For freelancers in the gig economy, it’s a normal that’s anything but new. What is new is the increased focus that the pandemic has placed on the gig economy.
A major reason for this growing emphasis is the solution that gig workers provide amongst current cross-industry financial uncertainty.
With many employers unable to support a full staff — and thus many workers without a job — the gig economy offers both parties a path forward when traditional avenues may be unavailable.
In sectors such as retail, service, and travel, this uncertainty has not just impeded jobs, but has created circumstances where these industries may never recover to their pre-pandemic levels, according to Brian Kreissl, an HR publishing manager for Thomson Reuters in Toronto.
“Many of those people have been forced to pivot and engage in other types of work,” he said. “I think a fair number of those people likely would have gravitated towards the gig economy.”
Pandemic growth, setbacks
The increasing similarities between freelance and salaried work conditions may also be another factor driving the gig economy’s growth.
Through the blurring of this line, expectations for more flexible and remote roles may emerge, said Kreissl.
From that, “there will be a greater take-up of ‘gigs’ and short projects completed remotely among both employers and employees,” he said.
The indirect and remote managerial style many employers are now working with should lead them to reevaluate freelancers as a viable option.
Meanwhile, employees “increasingly wary of putting all of their career eggs in one basket … will be open to short-term projects and side hustles, either as a way to make some extra cash or to explore a new career they are interested in,” he said.
Despite the rise of the freelancer, the gig economy has still been subject to many of the same economic obstacles as the working world at large.
Like the majority of other sectors, contract workers were affected greatly, especially during last year’s lockdowns, said Greg Hussey, president of impactHR in St.
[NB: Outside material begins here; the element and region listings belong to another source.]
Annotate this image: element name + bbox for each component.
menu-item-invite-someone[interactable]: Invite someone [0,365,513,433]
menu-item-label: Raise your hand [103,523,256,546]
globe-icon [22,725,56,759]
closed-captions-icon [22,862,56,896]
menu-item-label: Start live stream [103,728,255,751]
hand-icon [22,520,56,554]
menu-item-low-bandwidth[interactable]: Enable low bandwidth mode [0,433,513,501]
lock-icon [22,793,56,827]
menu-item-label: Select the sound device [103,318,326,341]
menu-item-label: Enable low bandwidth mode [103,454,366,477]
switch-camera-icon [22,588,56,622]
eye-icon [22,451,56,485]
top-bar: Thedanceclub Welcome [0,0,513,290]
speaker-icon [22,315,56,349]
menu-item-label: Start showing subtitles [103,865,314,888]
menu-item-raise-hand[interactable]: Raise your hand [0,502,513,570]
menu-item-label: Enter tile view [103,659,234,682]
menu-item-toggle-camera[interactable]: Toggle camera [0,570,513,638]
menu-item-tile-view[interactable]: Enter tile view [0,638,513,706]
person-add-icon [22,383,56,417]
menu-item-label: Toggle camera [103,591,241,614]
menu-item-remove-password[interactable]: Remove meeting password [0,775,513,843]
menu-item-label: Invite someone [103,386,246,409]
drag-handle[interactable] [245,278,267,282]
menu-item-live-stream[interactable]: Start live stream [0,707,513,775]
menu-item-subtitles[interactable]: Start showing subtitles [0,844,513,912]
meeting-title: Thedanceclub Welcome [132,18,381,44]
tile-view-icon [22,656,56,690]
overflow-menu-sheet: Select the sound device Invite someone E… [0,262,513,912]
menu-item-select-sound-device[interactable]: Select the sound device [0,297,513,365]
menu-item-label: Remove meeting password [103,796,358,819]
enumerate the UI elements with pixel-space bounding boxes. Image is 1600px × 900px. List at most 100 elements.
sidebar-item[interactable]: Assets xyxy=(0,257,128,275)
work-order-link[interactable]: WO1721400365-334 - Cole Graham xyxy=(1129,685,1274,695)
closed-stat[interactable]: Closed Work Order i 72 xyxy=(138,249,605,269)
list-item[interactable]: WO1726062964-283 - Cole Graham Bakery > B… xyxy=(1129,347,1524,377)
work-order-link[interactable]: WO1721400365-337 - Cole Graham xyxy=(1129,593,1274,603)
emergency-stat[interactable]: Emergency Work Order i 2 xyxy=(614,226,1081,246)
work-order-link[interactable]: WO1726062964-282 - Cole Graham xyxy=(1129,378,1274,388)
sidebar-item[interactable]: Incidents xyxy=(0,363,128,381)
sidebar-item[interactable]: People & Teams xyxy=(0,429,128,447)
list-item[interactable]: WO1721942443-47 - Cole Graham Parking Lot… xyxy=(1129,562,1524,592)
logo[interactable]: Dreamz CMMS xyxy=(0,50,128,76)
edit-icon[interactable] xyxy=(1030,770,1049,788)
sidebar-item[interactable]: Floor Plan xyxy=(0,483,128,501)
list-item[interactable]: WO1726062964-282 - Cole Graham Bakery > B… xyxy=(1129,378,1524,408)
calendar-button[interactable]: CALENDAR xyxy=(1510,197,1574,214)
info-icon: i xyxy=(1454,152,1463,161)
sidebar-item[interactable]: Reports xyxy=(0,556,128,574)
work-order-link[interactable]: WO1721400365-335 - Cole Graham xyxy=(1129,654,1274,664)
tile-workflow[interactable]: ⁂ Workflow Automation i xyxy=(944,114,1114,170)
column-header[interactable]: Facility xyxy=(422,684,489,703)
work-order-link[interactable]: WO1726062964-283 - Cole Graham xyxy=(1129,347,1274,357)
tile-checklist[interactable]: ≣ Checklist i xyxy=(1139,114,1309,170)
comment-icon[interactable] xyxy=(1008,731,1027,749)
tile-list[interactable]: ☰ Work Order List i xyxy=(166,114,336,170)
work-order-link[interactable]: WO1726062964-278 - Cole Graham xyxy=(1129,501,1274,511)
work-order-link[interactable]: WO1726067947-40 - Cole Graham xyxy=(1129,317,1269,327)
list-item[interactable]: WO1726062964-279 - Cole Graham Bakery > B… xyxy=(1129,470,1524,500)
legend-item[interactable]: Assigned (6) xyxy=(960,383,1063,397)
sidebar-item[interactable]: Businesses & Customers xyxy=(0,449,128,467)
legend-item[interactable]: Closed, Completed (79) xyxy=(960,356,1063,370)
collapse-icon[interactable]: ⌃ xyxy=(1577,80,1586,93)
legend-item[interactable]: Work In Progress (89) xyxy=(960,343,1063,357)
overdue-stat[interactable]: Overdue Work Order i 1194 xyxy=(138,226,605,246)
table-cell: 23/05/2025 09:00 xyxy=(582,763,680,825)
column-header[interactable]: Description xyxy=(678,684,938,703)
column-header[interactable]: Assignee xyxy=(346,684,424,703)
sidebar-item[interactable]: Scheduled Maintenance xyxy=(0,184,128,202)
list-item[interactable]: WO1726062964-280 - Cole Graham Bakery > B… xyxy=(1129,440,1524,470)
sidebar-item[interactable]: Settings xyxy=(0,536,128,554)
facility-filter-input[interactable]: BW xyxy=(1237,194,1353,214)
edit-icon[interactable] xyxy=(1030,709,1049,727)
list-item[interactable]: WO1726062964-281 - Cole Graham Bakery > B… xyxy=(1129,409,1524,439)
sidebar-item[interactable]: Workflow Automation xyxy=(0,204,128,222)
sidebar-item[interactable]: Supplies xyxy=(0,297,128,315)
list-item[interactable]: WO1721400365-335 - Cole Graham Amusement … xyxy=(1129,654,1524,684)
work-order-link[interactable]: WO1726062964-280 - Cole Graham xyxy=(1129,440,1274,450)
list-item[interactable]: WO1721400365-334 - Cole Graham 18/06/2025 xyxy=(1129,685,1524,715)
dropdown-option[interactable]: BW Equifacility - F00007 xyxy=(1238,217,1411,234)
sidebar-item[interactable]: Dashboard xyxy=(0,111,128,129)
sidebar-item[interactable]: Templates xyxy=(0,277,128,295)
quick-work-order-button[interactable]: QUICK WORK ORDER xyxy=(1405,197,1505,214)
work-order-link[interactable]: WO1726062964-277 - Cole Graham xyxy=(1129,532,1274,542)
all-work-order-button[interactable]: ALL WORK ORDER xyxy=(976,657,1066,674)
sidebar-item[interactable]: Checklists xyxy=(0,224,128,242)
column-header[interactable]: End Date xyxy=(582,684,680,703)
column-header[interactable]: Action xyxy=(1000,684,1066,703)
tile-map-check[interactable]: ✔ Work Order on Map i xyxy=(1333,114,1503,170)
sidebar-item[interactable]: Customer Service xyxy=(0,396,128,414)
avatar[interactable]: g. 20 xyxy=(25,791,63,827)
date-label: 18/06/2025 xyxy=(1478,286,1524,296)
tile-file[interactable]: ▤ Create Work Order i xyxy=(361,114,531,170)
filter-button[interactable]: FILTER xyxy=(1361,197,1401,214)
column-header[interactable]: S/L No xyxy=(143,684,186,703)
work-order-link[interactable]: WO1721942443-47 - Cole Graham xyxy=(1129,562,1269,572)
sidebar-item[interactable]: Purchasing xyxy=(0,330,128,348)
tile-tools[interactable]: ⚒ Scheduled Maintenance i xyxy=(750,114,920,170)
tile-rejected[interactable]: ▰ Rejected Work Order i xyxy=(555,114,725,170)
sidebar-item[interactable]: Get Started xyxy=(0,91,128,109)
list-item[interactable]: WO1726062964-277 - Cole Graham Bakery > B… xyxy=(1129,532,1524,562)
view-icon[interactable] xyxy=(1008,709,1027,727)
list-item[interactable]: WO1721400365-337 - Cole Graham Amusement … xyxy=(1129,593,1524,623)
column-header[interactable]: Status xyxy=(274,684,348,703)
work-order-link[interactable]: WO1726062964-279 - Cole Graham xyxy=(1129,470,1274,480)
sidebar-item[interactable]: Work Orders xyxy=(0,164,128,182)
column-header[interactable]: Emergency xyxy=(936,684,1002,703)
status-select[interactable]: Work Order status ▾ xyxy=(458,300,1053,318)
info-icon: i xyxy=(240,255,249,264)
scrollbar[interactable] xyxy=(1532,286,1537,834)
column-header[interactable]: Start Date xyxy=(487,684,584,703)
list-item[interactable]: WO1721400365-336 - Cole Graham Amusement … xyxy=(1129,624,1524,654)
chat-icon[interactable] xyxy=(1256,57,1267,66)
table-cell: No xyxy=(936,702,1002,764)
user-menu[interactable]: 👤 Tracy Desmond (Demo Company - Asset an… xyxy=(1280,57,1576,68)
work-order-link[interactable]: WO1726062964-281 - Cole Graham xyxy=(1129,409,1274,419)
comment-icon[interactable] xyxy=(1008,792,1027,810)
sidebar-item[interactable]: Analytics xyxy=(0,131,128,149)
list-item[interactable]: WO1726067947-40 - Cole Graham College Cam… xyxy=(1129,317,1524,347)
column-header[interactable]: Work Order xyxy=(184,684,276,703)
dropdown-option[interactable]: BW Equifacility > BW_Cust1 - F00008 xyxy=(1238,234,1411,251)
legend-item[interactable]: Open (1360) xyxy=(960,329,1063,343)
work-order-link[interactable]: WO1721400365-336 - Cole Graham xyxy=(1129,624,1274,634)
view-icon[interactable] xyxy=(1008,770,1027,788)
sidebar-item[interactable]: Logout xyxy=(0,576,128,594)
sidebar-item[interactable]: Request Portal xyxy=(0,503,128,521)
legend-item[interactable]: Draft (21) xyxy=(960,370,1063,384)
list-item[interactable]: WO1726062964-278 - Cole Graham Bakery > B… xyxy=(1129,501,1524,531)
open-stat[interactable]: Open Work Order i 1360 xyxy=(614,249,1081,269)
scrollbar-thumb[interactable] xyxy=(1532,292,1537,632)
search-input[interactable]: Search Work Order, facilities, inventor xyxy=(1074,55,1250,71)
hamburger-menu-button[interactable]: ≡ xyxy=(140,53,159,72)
Alberta, Alta., and himself an occasional independent contractor.
The influence of these obstacles depends on the area that freelancers operate in. “Some industries were hit harder than others,” noted Hussey.
For those who “primarily worked with start-up companies, I would think they would have seen a decrease in business volume. Same goes if they worked in only one or two industries that were hit particularly hard by COVID-19,” such as tourism, hospitality or gaming.
Contractual clarity needed
With this normalization of freelance work largely the product of widespread uncertainty across industries, the growing role of the gig economy as a solution for workers and workplaces alike may last until things begin returning to a more stable paradigm.
“I think it’s going to go on for awhile,” said Lynn Brown, managing director of Brown Consulting Group in Toronto.
“Until more permanent positions open up, I think there’s going to be more of these independent contractor or gig workers out there, filling these niches.”
As freelance workers become more regularly sought by employers, Brown noted the importance for companies to familiarize themselves with the unique set of protocols and responsibilities that properly managing a roster of contract workers entails.
Beyond distinct employment legislation, a key consideration with gig workers, according to Brown, is maximum clarity regarding the terms and contractual obligations of the work they are being hired to do.
“Managing independent contractors is about being really clear on what the expectations are, and to have a really clear contract that covers both the business and the independent contractor,” she said.
Clarity is most necessary in the scope, objectives, and payment involved in the work being done, said Brown.
“Companies should really invest in getting a good contract agreement if this is going to be their focus going forward — don’t just do it on a handshake. Be really clear on what’s in there and what you’re expecting the deliverables to be.”
Jack Burton is a freelance writer in Toronto.